Further, the nature of the Institutional Sales also supports the conclusion that Ripple sold XRP as an investment rather than for consumptive use. In their sales contracts, some Institutional Buyers agreed to lockup provisions or resale restrictions based on XRP’s trading volume. See, e.g., Defs. 56.1 Resp. ¶¶ 575, 800–01. These restrictions are inconsistent with the notion that XRP was used as a currency or for some other consumptive use. “Simply put, a rational economic actor would not agree to freeze millions of dollars . . . if the purchaser’s intent was to obtain a substitute for fiat currency.” Telegram, 448 F. Supp. 3d at 373. Certain Institutional Sales contracts required the Institutional Buyer to indemnify Ripple for claims arising out of the sale or distribution of XRP, see Defs. 56.1 Resp. ¶ 792, and other contracts expressly stated that the Institutional Buyer was purchasing XRP “solely to resell or otherwise distribute . . . and not to use [XRP] as an [e]nd [u]ser or for any other purpose.” Id. ¶ 793. These various provisions in the Institutional Sales contracts support the conclusion that the parties did not view the XRP sale as a sale of a commodity or a currency—they understood the sale of XRP to be an investment in Ripple’s efforts.

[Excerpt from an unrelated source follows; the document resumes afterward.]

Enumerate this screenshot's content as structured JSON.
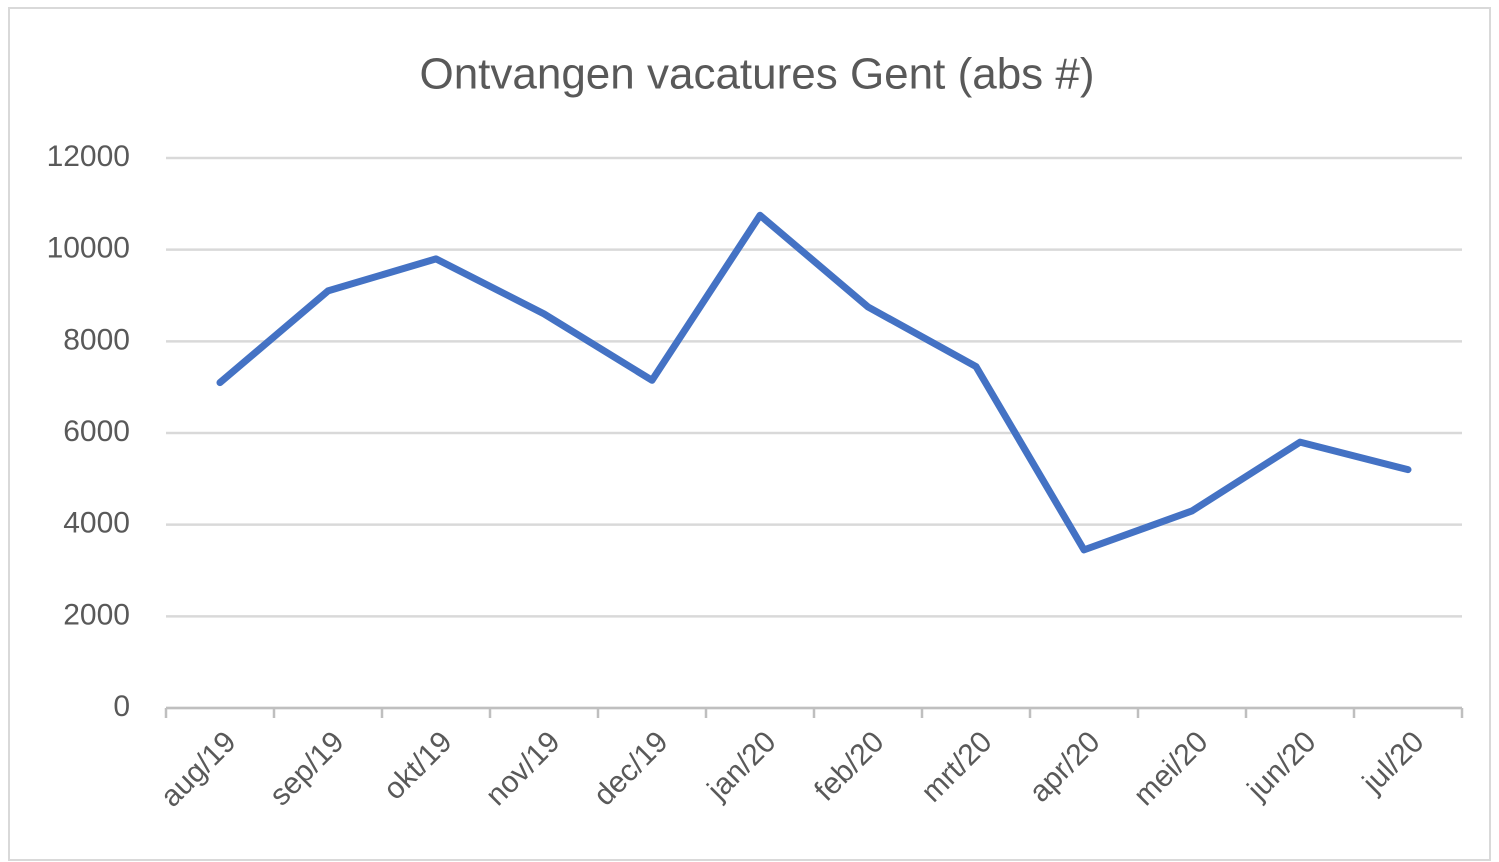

Therefore, having considered the economic reality and totality of circumstances surrounding the Institutional Sales, the Court concludes that Ripple’s Institutional Sales of XRP constituted the unregistered offer and sale of investment contracts in violation of Section 5 of the Securities Act. [15]
[13] The Court holds only that a common enterprise existed between Ripple and the Institutional Buyers. The Court does not reach the question of whether the common enterprise extends to encompass “other XRP holders,” Defendants Garlinghouse and Larsen, the “XRP ecosystem,” or any other entities. Cf. Defs. Opp. at 20–21.
[14] Howey contemplates that an investor is “led to expect profits solely from the efforts of the promoter or a third party.” 328 U.S. at 298–99. However, the Second Circuit “ha[s] held that the word ‘solely’ should not be construed as a literal limitation; rather, [courts] ‘consider whether, under all the circumstances, the scheme was being promoted primarily as an investment or as a means whereby participants could pool their own activities, their money and the promoter’s contribution in a meaningful way.’” United States v. Leonard, 529 F.3d 83, 88 (2d Cir. 2008) (quoting SEC v. Aqua-Sonic Prods. Corp., 687 F.2d 577, 582 (2d Cir. 1982)).
[15] The Court holds only that Ripple’s sales of XRP to the Institutional Buyers were offers and sales of investment contracts. To the extent the SEC instead argues that Ripple actually sold investment contracts to the public and used the Institutional Buyers as underwriters, the Court rejects that argument. Cf. SEC Mem. at 63–65.